Natalizumab (Tysabri) diminuisce la perdita della visione nei pazienti del ms

Secondo uno studio che compare nell'emissione del 17 aprile della neurologia, i ricercatori alla scuola di medicina dell'università della Pennsylvania hanno trovato quel natalizumab (TYSABRI), una droga che rallenta l'inabilità e diminuisce le tariffe di ricaduta in pazienti con la sclerosi a placche (MS), egualmente diminuisce la perdita della visione in pazienti con sig.ra di ricaduta.

La perdita della visione è uno dei sintomi più comuni e rendenti non più validi di sig.ra.

“Non solo il natalizumab impedisce il peggioramento della perdita della visione nella gente con il ms di ricaduta, ma egualmente è associato con le riduzioni significative della probabilità di perdita continua della visione dovuto il demyelination infiammatorio delle fibre nervose che connettono all'occhio, una causa comune di perdita visiva in ms,„ dice Laura J. Balcer, MD, MSCE, professore associato della neurologia e l'oftalmologia a Penn ed all'autore principale del documento.

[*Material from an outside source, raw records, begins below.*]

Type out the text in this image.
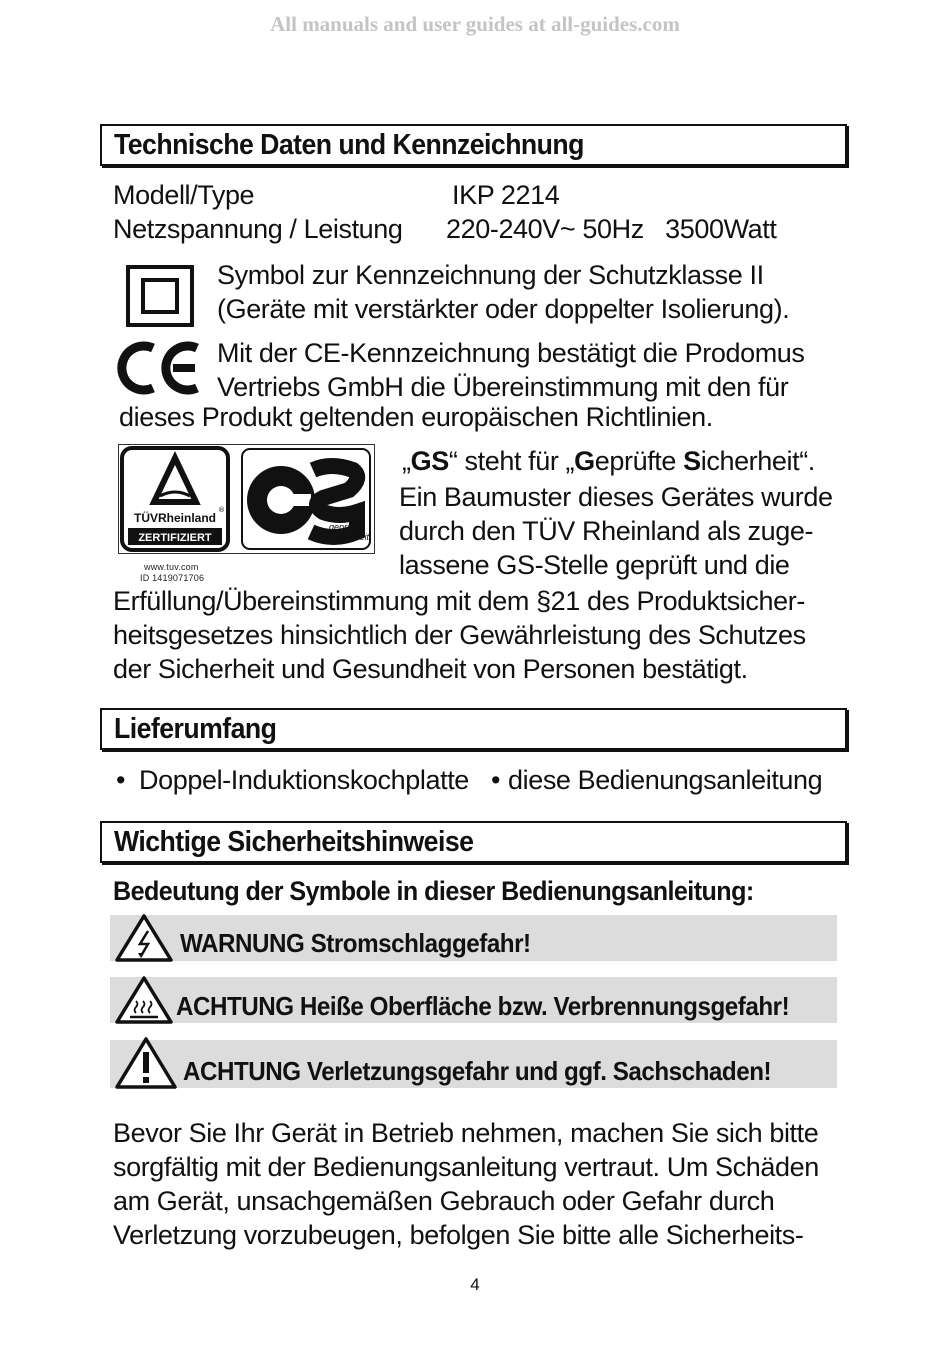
All manuals and user guides at all-guides.com
Technische Daten und Kennzeichnung
Modell/Type	IKP 2214
Netzspannung / Leistung 220-240V~ 50Hz   3500Watt

Symbol zur Kennzeichnung der Schutzklasse II

(Geräte mit verstärkter oder doppelter Isolierung).

Mit der CE-Kennzeichnung bestätigt die Prodomus

Vertriebs GmbH die Übereinstimmung mit den für

dieses Produkt geltenden europäischen Richtlinien.
®
TÜVRheinland
ZERTIFIZIERT
geprüfte
Sicherheit
www.tuv.com
ID 1419071706
„GS“ steht für „Geprüfte Sicherheit“.

Ein Baumuster dieses Gerätes wurde

durch den TÜV Rheinland als zuge-

lassene GS-Stelle geprüft und die

Erfüllung/Übereinstimmung mit dem §21 des Produktsicher-

heitsgesetzes hinsichtlich der Gewährleistung des Schutzes

der Sicherheit und Gesundheit von Personen bestätigt.

Lieferumfang
• Doppel-Induktionskochplatte • diese Bedienungsanleitung
Wichtige Sicherheitshinweise
Bedeutung der Symbole in dieser Bedienungsanleitung:
WARNUNG Stromschlaggefahr!
ACHTUNG Heiße Oberfläche bzw. Verbrennungsgefahr!
ACHTUNG Verletzungsgefahr und ggf. Sachschaden!

Bevor Sie Ihr Gerät in Betrieb nehmen, machen Sie sich bitte

sorgfältig mit der Bedienungsanleitung vertraut. Um Schäden

am Gerät, unsachgemäßen Gebrauch oder Gefahr durch

Verletzung vorzubeugen, befolgen Sie bitte alle Sicherheits-

4
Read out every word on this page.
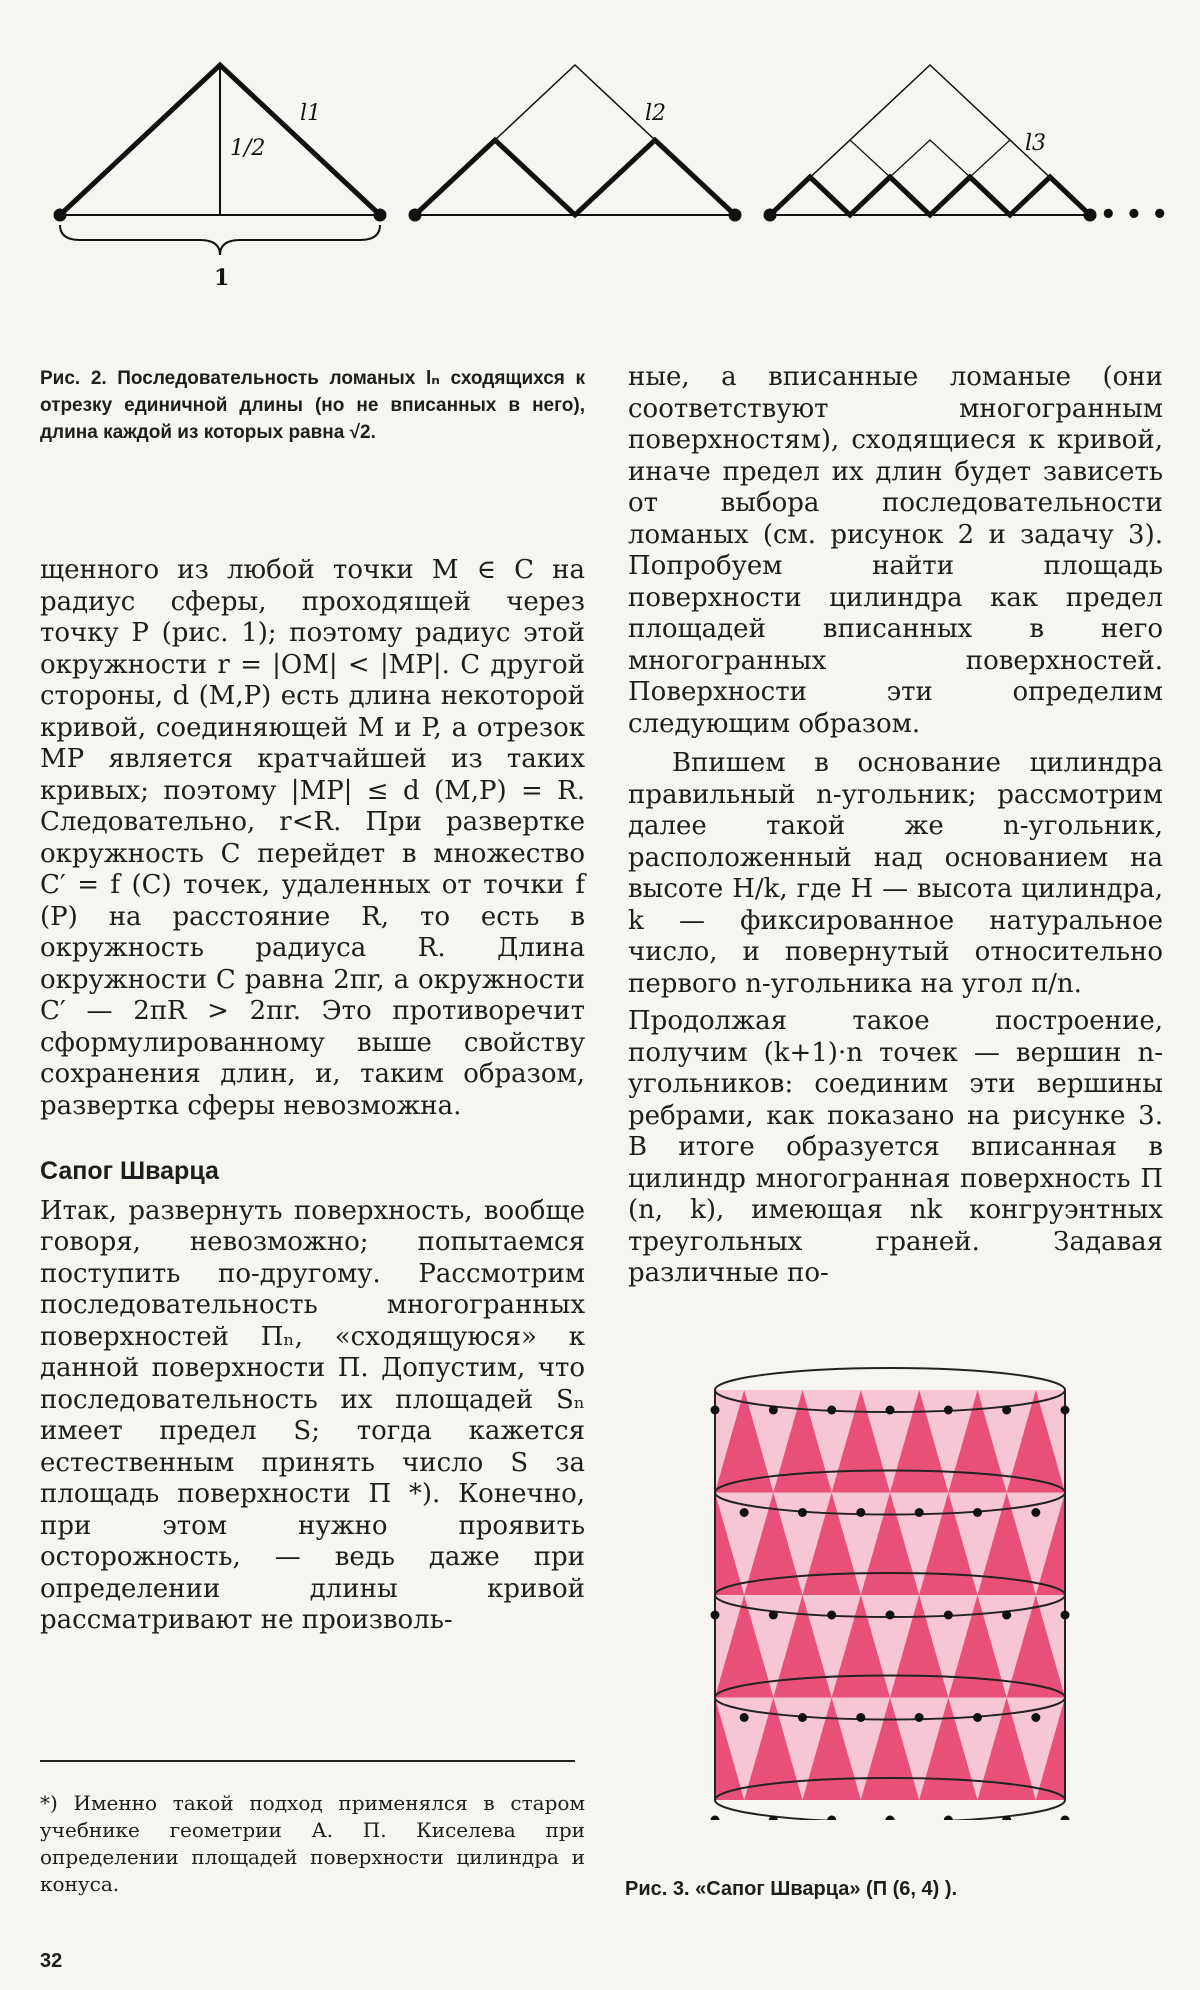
1/2
l1	l2
l3
1
• • •
Рис. 2. Последовательность ломаных lₙ сходящихся к отрезку единичной длины (но не вписанных в него), длина каждой из которых равна √2.

щенного из любой точки M ∈ C на радиус сферы, проходящей через точку P (рис. 1); поэтому радиус этой окружности r = |OM| < |MP|. С другой стороны, d (M,P) есть длина некоторой кривой, соединяющей M и P, а отрезок MP является кратчайшей из таких кривых; поэтому |MP| ≤ d (M,P) = R. Следовательно, r<R. При развертке окружность C перейдет в множество C′ = f (C) точек, удаленных от точки f (P) на расстояние R, то есть в окружность радиуса R. Длина окружности C равна 2πr, а окружности C′ — 2πR > 2πr. Это противоречит сформулированному выше свойству сохранения длин, и, таким образом, развертка сферы невозможна.

Сапог Шварца

Итак, развернуть поверхность, вообще говоря, невозможно; попытаемся поступить по-другому. Рассмотрим последовательность многогранных поверхностей Пₙ, «сходящуюся» к данной поверхности П. Допустим, что последовательность их площадей Sₙ имеет предел S; тогда кажется естественным принять число S за площадь поверхности П *). Конечно, при этом нужно проявить осторожность, — ведь даже при определении длины кривой рассматривают не произволь-

ные, а вписанные ломаные (они соответствуют многогранным поверхностям), сходящиеся к кривой, иначе предел их длин будет зависеть от выбора последовательности ломаных (см. рисунок 2 и задачу 3). Попробуем найти площадь поверхности цилиндра как предел площадей вписанных в него многогранных поверхностей. Поверхности эти определим следующим образом.

Впишем в основание цилиндра правильный n-угольник; рассмотрим далее такой же n-угольник, расположенный над основанием на высоте H/k, где H — высота цилиндра, k — фиксированное натуральное число, и повернутый относительно первого n-угольника на угол π/n.

Продолжая такое построение, получим (k+1)·n точек — вершин n-угольников: соединим эти вершины ребрами, как показано на рисунке 3. В итоге образуется вписанная в цилиндр многогранная поверхность П (n, k), имеющая nk конгруэнтных треугольных граней. Задавая различные по-

Рис. 3. «Сапог Шварца» (П (6, 4) ).
*) Именно такой подход применялся в старом учебнике геометрии А. П. Киселева при определении площадей поверхности цилиндра и конуса.
32
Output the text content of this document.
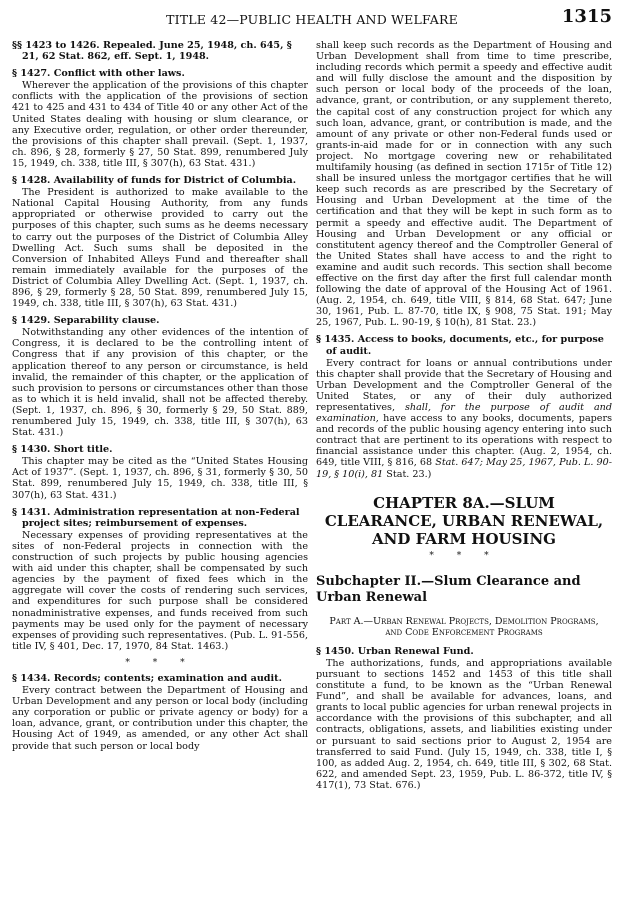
TITLE 42—PUBLIC HEALTH AND WELFARE	1315
§§ 1423 to 1426. Repealed. June 25, 1948, ch. 645, § 21, 62 Stat. 862, eff. Sept. 1, 1948.
§ 1427. Conflict with other laws.

Wherever the application of the provisions of this chapter conflicts with the application of the provisions of section 421 to 425 and 431 to 434 of Title 40 or any other Act of the United States dealing with housing or slum clearance, or any Executive order, regulation, or other order thereunder, the provisions of this chapter shall prevail. (Sept. 1, 1937, ch. 896, § 28, formerly § 27, 50 Stat. 899, renumbered July 15, 1949, ch. 338, title III, § 307(h), 63 Stat. 431.)

§ 1428. Availability of funds for District of Columbia.

The President is authorized to make available to the National Capital Housing Authority, from any funds appropriated or otherwise provided to carry out the purposes of this chapter, such sums as he deems necessary to carry out the purposes of the District of Columbia Alley Dwelling Act. Such sums shall be deposited in the Conversion of Inhabited Alleys Fund and thereafter shall remain immediately available for the purposes of the District of Columbia Alley Dwelling Act. (Sept. 1, 1937, ch. 896, § 29, formerly § 28, 50 Stat. 899, renumbered July 15, 1949, ch. 338, title III, § 307(h), 63 Stat. 431.)

§ 1429. Separability clause.

Notwithstanding any other evidences of the intention of Congress, it is declared to be the controlling intent of Congress that if any provision of this chapter, or the application thereof to any person or circumstance, is held invalid, the remainder of this chapter, or the application of such provision to persons or circumstances other than those as to which it is held invalid, shall not be affected thereby. (Sept. 1, 1937, ch. 896, § 30, formerly § 29, 50 Stat. 889, renumbered July 15, 1949, ch. 338, title III, § 307(h), 63 Stat. 431.)

§ 1430. Short title.

This chapter may be cited as the “United States Housing Act of 1937”. (Sept. 1, 1937, ch. 896, § 31, formerly § 30, 50 Stat. 899, renumbered July 15, 1949, ch. 338, title III, § 307(h), 63 Stat. 431.)

§ 1431. Administration representation at non-Federal project sites; reimbursement of expenses.

Necessary expenses of providing representatives at the sites of non-Federal projects in connection with the construction of such projects by public housing agencies with aid under this chapter, shall be compensated by such agencies by the payment of fixed fees which in the aggregate will cover the costs of rendering such services, and expenditures for such purpose shall be considered nonadministrative expenses, and funds received from such payments may be used only for the payment of necessary expenses of providing such representatives. (Pub. L. 91-556, title IV, § 401, Dec. 17, 1970, 84 Stat. 1463.)

* * *
§ 1434. Records; contents; examination and audit.

Every contract between the Department of Housing and Urban Development and any person or local body (including any corporation or public or private agency or body) for a loan, advance, grant, or contribution under this chapter, the Housing Act of 1949, as amended, or any other Act shall provide that such person or local body

shall keep such records as the Department of Housing and Urban Development shall from time to time prescribe, including records which permit a speedy and effective audit and will fully disclose the amount and the disposition by such person or local body of the proceeds of the loan, advance, grant, or contribution, or any supplement thereto, the capital cost of any construction project for which any such loan, advance, grant, or contribution is made, and the amount of any private or other non-Federal funds used or grants-in-aid made for or in connection with any such project. No mortgage covering new or rehabilitated multifamily housing (as defined in section 1715r of Title 12) shall be insured unless the mortgagor certifies that he will keep such records as are prescribed by the Secretary of Housing and Urban Development at the time of the certification and that they will be kept in such form as to permit a speedy and effective audit. The Department of Housing and Urban Development or any official or constitutent agency thereof and the Comptroller General of the United States shall have access to and the right to examine and audit such records. This section shall become effective on the first day after the first full calendar month following the date of approval of the Housing Act of 1961. (Aug. 2, 1954, ch. 649, title VIII, § 814, 68 Stat. 647; June 30, 1961, Pub. L. 87-70, title IX, § 908, 75 Stat. 191; May 25, 1967, Pub. L. 90-19, § 10(h), 81 Stat. 23.)

§ 1435. Access to books, documents, etc., for purpose of audit.

Every contract for loans or annual contributions under this chapter shall provide that the Secretary of Housing and Urban Development and the Comptroller General of the United States, or any of their duly authorized representatives, shall, for the purpose of audit and examination, have access to any books, documents, papers and records of the public housing agency entering into such contract that are pertinent to its operations with respect to financial assistance under this chapter. (Aug. 2, 1954, ch. 649, title VIII, § 816, 68 Stat. 647; May 25, 1967, Pub. L. 90-19, § 10(i), 81 Stat. 23.)

CHAPTER 8A.—SLUM CLEARANCE, URBAN RENEWAL, AND FARM HOUSING
* * *
Subchapter II.—Slum Clearance and Urban Renewal
Part A.—Urban Renewal Projects, Demolition Programs, and Code Enforcement Programs
§ 1450. Urban Renewal Fund.

The authorizations, funds, and appropriations available pursuant to sections 1452 and 1453 of this title shall constitute a fund, to be known as the “Urban Renewal Fund”, and shall be available for advances, loans, and grants to local public agencies for urban renewal projects in accordance with the provisions of this subchapter, and all contracts, obligations, assets, and liabilities existing under or pursuant to said sections prior to August 2, 1954 are transferred to said Fund. (July 15, 1949, ch. 338, title I, § 100, as added Aug. 2, 1954, ch. 649, title III, § 302, 68 Stat. 622, and amended Sept. 23, 1959, Pub. L. 86-372, title IV, § 417(1), 73 Stat. 676.)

I ricercatori hanno analizzato i dati da due ripartiti con scelta casuale, la prova alla cieca, il gruppo controllato a placebo e parallelo, test clinici di fase 3 che fanno partecipare 2.138 uomini e donne con il ms di ricaduta dai centri clinici Europa, in America settentrionale, in Australia ed in Nuova Zelanda. Più della metà dei partecipanti hanno ricevuto il natalizumab ogni quattro settimane per due anni, mentre i partecipanti restanti hanno ricevuto il placebo. Le visite sono state condotte ogni 12 settimane e la prova visiva di funzione è stata eseguita durante l'ogni ispezione. l'acutezza della lettera di Basso contrasto è stata misurata facendo uso dei diagrammi della lettera di basso contrasto (diagrammi di occhio con le lettere grige su uno sfondo bianco).

I ricercatori hanno trovato la perdita della visione, un peggioramento della visione definito come doppia riduzione (10-letter) dei punteggi del diagramma della lettera, sono stati diminuiti vicino fino a 47% fra la gente che cattura il natalizumab, confrontato a quelli che catturano il placebo.

“Non solo i risultati dello studio aggiungono alla nostra comprensione degli effetti di natalizumab, ma i risultati forniscono la forte convalida per un semplice, sensibile, redditizio e clinicamente misura significativa della funzione visiva in ms,„ consiglia il Dott. Nicholas LaRocca, il vicepresidente del socio, la consegna di sanità e la ricerca di polizza alla società nazionale del ms.

I ricercatori avvertono che, come con tutta la terapia, i vantaggi di natalizumab devono essere considerati nel contesto dei rischi potenziali o delle complicazioni. Nel caso di natalizumab, tre hanno confermato i casi di leukoencephalopathy multifocale progressivo (PML), una malattia di cervello rara e spesso letale, sono stati riferiti.

Malgrado il fatto che la perdita della visione sia una causa comune ed importante dell'inabilità in ms, i test clinici del natalizumab erano i primi per comprendere una prova della funzione visiva. Queste prove hanno indicato che la prova del diagramma di occhio dell'acutezza della lettera di basso contrasto è un'efficace misura per la valutazione dei risultati visivi e possono essere utili nei test clinici futuri.